WHPK, Chicago’s Hyde Park-based non-profit jazz-broadcasting community radio station at 88.5 fm, held its annual Black History Month gala last Saturday (Feb 21) with music by reedsman Ari Brown‘s quartet celebrating the 50th anniversary year of the AACM (Association for the Advancement of Creative Musicians). International House, where the party was held, was an appropriate setting, as it’s one of the venues where the AACM’s found an early audience for the next step in evolution of organized sound beyond the then-prevalent high energy “new thing.” Posters of some of the ’60s concerts are exhibited at nearby Du Sable Museum of African-American History‘s exhibit “Free at First: The Audacious Journey of the AACM,”open through next September 6.

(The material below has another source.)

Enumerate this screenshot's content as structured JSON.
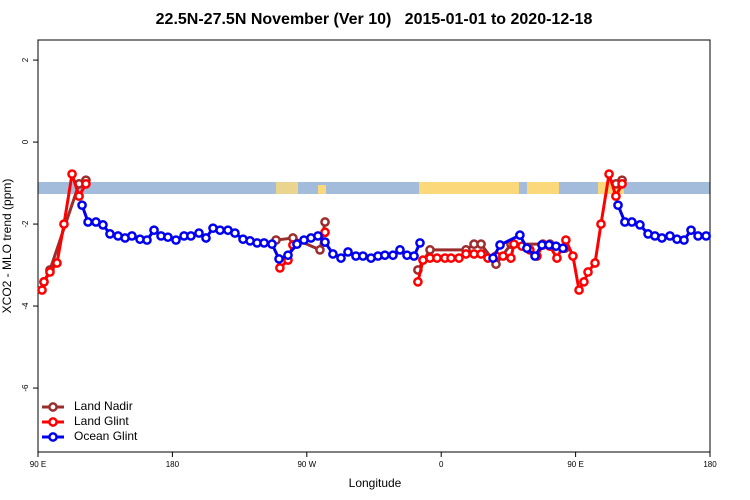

Brown is a genially powerful tenor and soprano saxophonist, who between his original  funny, self-deprecating stories  whose group with his brother Kirk on piano, basisist Yosef Ben Israel, and drummer Avreeayl Ra (Dr. Cuz sat in on congas) offered rousing but ultimately peaceful modal pieces to approximately 150 attendees, including former AACM chairman Mwata Bowden, recipient of the radio station’s 2015 Reach Award. Bowden, also a saxophonist, is the UC Department of Music’s director of jazz ensembles, and in remarks from the stage spoke of the significance of continuity, in part represented by spoken word artist (“discopoet”) Khari B., his son, now serving as AACM-Chicago chair.
It’s not too much of a stretch to similarly praise the continuity 47-year-old WHPK sustains despite its relatively small (100 watt) signal and effective broadcast range. Staffed by the University’s students, staff and neighborhood volunteers, the station boasts of being the first to broadcast hip-hop in Chicago, and giving early exposure to Common and Kanye West, among others.
Chicago is lucky to have at least three non-profit, university and college-connected radio stations promoting local and experimental musics, jazz in particular. Besides WHPK, WDCB (90.9 FM, 5000 watts) from College of Du Page operates out of west suburban Glen Ellyn, with a professionally-produced playlist full of jazz, blues, salsa, folk and radio Golden Age programs, and WNUR (89.3 FM, 7200 watts) from Northwestern University in north suburban Evanston has student and volunteer deejays playing the strangest mix in the area.
Of course it’s not just Chicago. Boston’s got a handful of college stations with jazz deejays, Columbia University’s WKCR is a Manhattan-based institution, WWUH of Hartford CT. is another (giving a shoutout to devoted jazz host Chuck Obuchowski) — without college radio (and here’s a list of 469 in North America), jazz would be almost completely absent from the airwaves.
100 watts may not seem like much, getting far — but doesn’t that depend who’s listening? And anyway, like the best bigger stations WHPK too is streaming.